Science & Tech

This is what happened with the Syrian Electronic Army hack

This is what happened with the Syrian Electronic Army hack

A group purporting to be the Syrian Electronic Army, a pro-Assad hacking group, briefly took down a series of popular websites today. Users visiting links to sites including i100 and the Independent were greeted with a message saying "you've been hacked by the Syrian Electronic Army (SEA)".

They were then redirected to a page with a version of the Syrian Electronic Army's logo.

The hack hit websites using the popular Gigya comment platform. Hackers attempted to exploit the DNS entry — which translates URLs such as into directions to the site — at GoDaddy, the domain name group.
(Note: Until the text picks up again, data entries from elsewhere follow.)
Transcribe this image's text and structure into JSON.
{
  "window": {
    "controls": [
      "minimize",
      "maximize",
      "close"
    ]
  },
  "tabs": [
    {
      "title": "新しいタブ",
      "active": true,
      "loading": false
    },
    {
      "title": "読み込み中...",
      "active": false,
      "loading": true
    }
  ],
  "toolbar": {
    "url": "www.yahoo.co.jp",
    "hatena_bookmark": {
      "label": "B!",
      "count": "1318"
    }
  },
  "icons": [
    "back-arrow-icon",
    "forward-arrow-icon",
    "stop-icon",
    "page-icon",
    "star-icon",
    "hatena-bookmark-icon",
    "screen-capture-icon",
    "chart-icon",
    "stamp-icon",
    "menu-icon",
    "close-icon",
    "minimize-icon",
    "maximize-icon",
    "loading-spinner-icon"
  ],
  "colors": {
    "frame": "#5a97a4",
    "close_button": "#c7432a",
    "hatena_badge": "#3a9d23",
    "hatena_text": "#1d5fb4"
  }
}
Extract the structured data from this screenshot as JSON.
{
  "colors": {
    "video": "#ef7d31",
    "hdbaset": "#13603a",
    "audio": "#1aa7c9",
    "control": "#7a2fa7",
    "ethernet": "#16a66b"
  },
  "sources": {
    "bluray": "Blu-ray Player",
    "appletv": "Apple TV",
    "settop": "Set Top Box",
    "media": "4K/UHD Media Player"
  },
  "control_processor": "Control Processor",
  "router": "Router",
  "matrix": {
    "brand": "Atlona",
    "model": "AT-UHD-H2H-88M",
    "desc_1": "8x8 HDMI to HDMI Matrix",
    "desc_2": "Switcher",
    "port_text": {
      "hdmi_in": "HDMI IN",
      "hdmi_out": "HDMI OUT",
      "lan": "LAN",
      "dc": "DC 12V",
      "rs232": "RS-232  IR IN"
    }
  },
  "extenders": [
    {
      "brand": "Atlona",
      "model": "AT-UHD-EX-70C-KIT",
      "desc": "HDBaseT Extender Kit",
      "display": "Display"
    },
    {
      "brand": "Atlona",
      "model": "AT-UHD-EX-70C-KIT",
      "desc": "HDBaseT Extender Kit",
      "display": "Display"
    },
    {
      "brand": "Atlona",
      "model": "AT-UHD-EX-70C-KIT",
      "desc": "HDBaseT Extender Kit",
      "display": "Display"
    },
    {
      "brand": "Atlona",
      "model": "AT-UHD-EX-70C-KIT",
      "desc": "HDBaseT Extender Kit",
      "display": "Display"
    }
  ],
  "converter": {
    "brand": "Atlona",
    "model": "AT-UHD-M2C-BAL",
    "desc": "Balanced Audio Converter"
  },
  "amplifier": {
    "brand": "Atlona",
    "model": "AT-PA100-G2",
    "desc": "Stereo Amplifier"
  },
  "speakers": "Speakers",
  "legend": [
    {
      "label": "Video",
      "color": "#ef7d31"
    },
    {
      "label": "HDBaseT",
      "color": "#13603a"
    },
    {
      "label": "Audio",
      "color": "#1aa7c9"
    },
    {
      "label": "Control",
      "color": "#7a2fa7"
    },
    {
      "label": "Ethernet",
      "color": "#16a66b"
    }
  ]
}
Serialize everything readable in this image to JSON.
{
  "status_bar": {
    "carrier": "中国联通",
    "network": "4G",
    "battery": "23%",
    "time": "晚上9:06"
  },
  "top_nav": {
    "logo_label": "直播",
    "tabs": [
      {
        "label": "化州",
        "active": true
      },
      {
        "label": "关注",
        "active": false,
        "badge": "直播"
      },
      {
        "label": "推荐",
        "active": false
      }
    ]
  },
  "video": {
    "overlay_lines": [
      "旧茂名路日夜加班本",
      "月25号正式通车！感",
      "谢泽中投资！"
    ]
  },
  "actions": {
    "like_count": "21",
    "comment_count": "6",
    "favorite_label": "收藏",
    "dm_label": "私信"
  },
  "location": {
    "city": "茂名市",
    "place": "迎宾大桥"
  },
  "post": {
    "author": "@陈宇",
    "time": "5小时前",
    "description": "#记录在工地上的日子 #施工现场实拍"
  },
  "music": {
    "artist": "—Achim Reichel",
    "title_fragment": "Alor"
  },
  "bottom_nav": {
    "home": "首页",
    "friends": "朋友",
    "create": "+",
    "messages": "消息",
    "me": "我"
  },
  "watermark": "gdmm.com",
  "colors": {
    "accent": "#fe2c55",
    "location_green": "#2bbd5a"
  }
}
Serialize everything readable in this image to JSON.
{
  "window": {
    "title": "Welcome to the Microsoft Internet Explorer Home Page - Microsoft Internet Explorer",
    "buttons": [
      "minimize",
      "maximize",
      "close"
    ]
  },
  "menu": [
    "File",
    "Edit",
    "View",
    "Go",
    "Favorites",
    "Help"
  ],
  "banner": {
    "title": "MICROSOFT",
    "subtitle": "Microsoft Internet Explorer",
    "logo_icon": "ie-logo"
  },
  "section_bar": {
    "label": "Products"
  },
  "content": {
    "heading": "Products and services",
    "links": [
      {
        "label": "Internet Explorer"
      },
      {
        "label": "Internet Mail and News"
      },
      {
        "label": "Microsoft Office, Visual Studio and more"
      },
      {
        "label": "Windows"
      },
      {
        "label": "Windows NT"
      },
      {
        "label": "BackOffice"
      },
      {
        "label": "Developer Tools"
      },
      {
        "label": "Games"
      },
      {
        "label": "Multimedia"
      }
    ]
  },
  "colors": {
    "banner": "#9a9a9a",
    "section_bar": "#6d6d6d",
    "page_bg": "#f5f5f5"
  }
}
This was not Gigya itself and it does not mean user data was in jeopardy.

"Some calls to Gigya domains were redirected to the hackers site or showed a hacking message to end users", the company said. "It might take some time until the changes propagate to all users. We have worked with GoDaddy to resolve the issue and the redirection was removed."

Other than the Independent and i100, these are the sites where users reported problems on Twitter.

Chicago Tribute



PC World



Time Out

Evening Standard

Toulouse FC

National Geographic



OK Magazine

The events are still being investigated but there is currently no suggestion that users' computers are at any risk.